I was always curious to learn if P. aeruginosa can activate alginate in response to conditions.  To do this I used ammonium metavanadate (AMV) to induce membrane stress.  In E. coli it had been shown that AMV would activate the RpoE sigma factor.  AlgU is the RpoE ortholog of P. aeruginosa.  AMV added to Pseudomonas isolation agar induces alginate overproduction.  This was interesting but we really did not have a clear idea of why this stress activates mucoidy.  Therefore, we setup a project to look at the effects on the transcriptome and determine the genes required for mucoidy on PIAAMV.  Growth on PIAAMV compared to PIA, causes 1/3 of the genome to be differently expressed.  See the paper for in depth description of all of the changes.  By screening the PA14 mutant library on PIA and PIAAMV we found 117 genes that were required for the PIAAMV mucoidy.  These genes can be grouped into classes.  However, we don’t know exactly why each gene or class is required.  For example, why does knocking out some peptidoglycan genes turn off mucoidy on PIAAMV?   There were a number of genes that encode hypothetical proteins with unknown functions.  Ultimately there is still much to be learned with PIAAMV and projects in my future lab will look into these pathways and mechanisms.

In addition to the genetic requirements and effects of growing on PIAAMV.  We also observed that strain PAO1 grown on PIAAMV is attenuated for virulence.  Furthermore, we were able to show that this “live attenuated” strategy could be used as a vaccine.  Further research will revisit this project and continue to examine the possibilities of this approach.


mica slideMicavibrio aeruginosavorus (Ma)

Ma is an obligate exoparasitic bacterium that feeds on and kills Pseudomonas aeruginosa that was first described in 1983.  Recently, this Gram negative bacterium was sequenced and genetically characterized by Dr. Martin Wu.   However, we still do not know exactly how it kills P. aeruginsoa.  Figuring out this mechanism may be a key to discovering new antibiotic mechanisms.  We have established models and performed studies to test the feasibility of treating P. aeruginsoa infections with Ma.  Currently, we are looking for funding for this research to determine if predatory bacteria can be used as therapeutics or biocontrol agents.
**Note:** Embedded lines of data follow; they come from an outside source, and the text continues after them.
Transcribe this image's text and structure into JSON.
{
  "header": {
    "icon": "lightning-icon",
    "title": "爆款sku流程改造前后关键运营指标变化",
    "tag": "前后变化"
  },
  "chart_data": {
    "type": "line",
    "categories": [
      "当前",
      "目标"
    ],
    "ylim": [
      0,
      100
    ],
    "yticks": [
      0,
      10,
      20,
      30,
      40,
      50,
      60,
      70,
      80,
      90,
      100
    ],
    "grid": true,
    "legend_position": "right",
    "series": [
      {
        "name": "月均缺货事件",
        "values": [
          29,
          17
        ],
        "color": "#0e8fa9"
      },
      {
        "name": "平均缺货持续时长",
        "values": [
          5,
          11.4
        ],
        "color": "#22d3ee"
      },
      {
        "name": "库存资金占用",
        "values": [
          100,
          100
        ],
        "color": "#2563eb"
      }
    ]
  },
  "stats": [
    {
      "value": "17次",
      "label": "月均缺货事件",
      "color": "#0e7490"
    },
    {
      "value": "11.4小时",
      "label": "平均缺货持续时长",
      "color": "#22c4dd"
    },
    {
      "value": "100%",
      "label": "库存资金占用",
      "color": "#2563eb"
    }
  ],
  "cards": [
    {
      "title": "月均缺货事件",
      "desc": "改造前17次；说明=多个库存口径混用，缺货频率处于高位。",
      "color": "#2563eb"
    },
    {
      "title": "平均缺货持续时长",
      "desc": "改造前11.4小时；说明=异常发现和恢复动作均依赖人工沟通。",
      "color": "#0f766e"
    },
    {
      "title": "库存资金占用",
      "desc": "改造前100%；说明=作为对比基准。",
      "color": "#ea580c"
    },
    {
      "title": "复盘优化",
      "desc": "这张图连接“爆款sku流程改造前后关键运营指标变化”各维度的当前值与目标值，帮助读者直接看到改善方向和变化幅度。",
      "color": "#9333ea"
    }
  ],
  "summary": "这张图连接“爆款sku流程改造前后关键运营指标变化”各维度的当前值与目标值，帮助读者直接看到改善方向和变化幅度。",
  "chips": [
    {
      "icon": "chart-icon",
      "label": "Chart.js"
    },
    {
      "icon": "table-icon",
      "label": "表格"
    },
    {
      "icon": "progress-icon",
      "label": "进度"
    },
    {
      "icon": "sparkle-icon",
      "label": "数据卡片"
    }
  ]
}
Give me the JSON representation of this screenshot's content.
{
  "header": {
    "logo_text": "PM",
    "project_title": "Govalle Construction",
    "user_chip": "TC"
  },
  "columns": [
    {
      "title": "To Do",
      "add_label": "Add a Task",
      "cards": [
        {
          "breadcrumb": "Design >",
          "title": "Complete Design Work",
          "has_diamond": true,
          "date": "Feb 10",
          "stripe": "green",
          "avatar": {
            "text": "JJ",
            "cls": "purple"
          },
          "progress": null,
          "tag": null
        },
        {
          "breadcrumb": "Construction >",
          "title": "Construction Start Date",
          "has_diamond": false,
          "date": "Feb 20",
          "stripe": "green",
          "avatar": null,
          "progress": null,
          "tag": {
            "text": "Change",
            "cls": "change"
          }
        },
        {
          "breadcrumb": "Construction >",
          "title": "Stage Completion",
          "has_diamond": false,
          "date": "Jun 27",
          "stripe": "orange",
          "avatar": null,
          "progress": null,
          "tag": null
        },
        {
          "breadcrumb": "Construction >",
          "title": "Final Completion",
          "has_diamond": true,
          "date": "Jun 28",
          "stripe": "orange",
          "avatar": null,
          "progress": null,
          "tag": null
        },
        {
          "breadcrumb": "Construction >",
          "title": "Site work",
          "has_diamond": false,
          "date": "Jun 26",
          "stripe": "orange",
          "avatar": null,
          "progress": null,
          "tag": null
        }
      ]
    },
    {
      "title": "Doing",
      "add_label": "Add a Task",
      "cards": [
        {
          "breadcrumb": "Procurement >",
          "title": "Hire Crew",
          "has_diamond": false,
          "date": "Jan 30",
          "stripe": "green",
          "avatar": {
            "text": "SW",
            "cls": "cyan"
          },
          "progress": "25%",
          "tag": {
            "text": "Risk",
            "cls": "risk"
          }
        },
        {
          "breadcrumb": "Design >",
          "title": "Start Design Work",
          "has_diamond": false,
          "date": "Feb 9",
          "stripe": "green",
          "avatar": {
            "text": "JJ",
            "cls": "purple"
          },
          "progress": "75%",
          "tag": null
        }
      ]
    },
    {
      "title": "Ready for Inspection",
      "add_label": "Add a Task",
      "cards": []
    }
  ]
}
rugose The rugose phenotype and manganese regulation of virulence of Pseudomonas aeruginosa

The goal of the PIAAMV PA14 mutant library screen was to determine the genes required for mucoidy.  However, we also noticed some strains were rugose on PIA.  The rugose phenotype is shown in the figure to the left.  In panel A an image of a wild type and rugose strain are shown as captured by a BioRad XRS gel doc.  In B 3D rendering is shown to illustrate the colony morpholy.  And in panel C the same strains are shown grown on PIA with congo red dye.

Work is currently in progress to determine why these mutants display this phenotype, but one mutant in particular caught our attention.  We found a mutant that was nonmucoid on PIAAMV, but rugose on PIA.  This mutant has an inactivated manganese transporter.  We also observed a number of other phenotypes that are relevant to the pathogenesis of P. aeruginosa.  Furthermore, we learned that this mutant is attenuated in virulence.  These data have caused us to begin characterizing manganese transport and its effects on regulation of virulence as well as survival.  If manganese is as essential as our unpublished studies suggest, future studies need to be designed to target manganese transport as a weakness of P. aeruginosa.